Other books and magazines which provided useful background information but were not sources of direct quotes are listed in the bibliography at the back of this book.
The terrorist attack received wide and comprehensive coverage in the Norwegian press. Many of these articles proved valuable for my work. I also continually cross-checked with the trial reports of VG (Verdens Gang), NRK (the Norwegian Broadcasting Corporation) and the national news agency NTB. Details of the visit from Natascha were borrowed from Dagbladet, while particulars of Breivik’s complaint to the Directorate of Correctional Service came from VG.
The log from which I quote in the chapters ‘Poison’ and ‘The Chemist’s Log’ is taken from Breivik’s manifesto. The dates have been correlated with the results of police investigations and appear to tally. The description of the bomb-making process has been studied by the police, who found it probable that he followed the procedure in his account.

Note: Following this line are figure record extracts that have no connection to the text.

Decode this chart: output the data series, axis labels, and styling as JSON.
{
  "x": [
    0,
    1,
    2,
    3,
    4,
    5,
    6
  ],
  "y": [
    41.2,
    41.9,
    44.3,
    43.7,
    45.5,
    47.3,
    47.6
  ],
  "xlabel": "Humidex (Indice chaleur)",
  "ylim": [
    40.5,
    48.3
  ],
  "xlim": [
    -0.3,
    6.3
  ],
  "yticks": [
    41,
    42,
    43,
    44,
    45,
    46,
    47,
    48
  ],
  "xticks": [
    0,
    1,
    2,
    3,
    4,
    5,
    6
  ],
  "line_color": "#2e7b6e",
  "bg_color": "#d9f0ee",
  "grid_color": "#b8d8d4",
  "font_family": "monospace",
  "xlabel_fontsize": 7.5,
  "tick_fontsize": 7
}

The descriptions of the flat at 18 Hoffsveien were compiled on the basis of pictures and a visit to the premises in the summer of 2013. Descriptions of the areas behind the courtroom for the parties involved in the trial were made possible by a visit in October 2013.
The interviews with then Prime Minister Jens Stoltenberg were conducted on three occasions, the first straight after the terrorist attacks, in connection with the piece for Newsweek, the last the day after the second anniversary of the attacks, in July 2013.
Gro Harlem Brundtland gave an interview about her time as Prime Minister and the events of 22 July in February 2013.
This book has taken shape in close collaboration with my editors Cathrine Sandnes and Tuva Ørbeck Sørheim. Many thanks for all the suggestions, discussions and corrections. I could never have done it alone.
I have been ably assisted on the research side by Tore Marius Løiten, and as with all my previous books I want to thank my parents, Frøydis Guldahl and Dag Seierstad, who both know the rules for correct comma use and are my most critical readers.
One of Us is a book about belonging, a book about community. The three friends from Troms all belonged in definite places, geographically, politically and with their families. Bano belonged in both Kurdistan and Norway. Her greatest aspiration was to become ‘one of us’. There were no short cuts.
This is also a book about looking for a way to belong and not finding it. The perpetrator ultimately decided to opt out of the community and strike at it in the most brutal of ways.
As I worked on the book, it came to me that this was also a story about contemporary Norway. It is a story about us.
To all of you who have told me drops or streams of stories, written to me or commented on my work: We made this book together.
Through the book, I want to give something back to the community from which it sprang. My royalties for this book in Norway are being donated in full to the ‘En av oss’ (One of Us) foundation. The foundation’s statutes allow for the money to be distributed to a wide range of causes nationally and internationally, in the areas of development, education, sport, culture and the environment.
I have chosen to let those who contributed most to the book decide which causes will receive support.
I think that would be in the spirit of their children.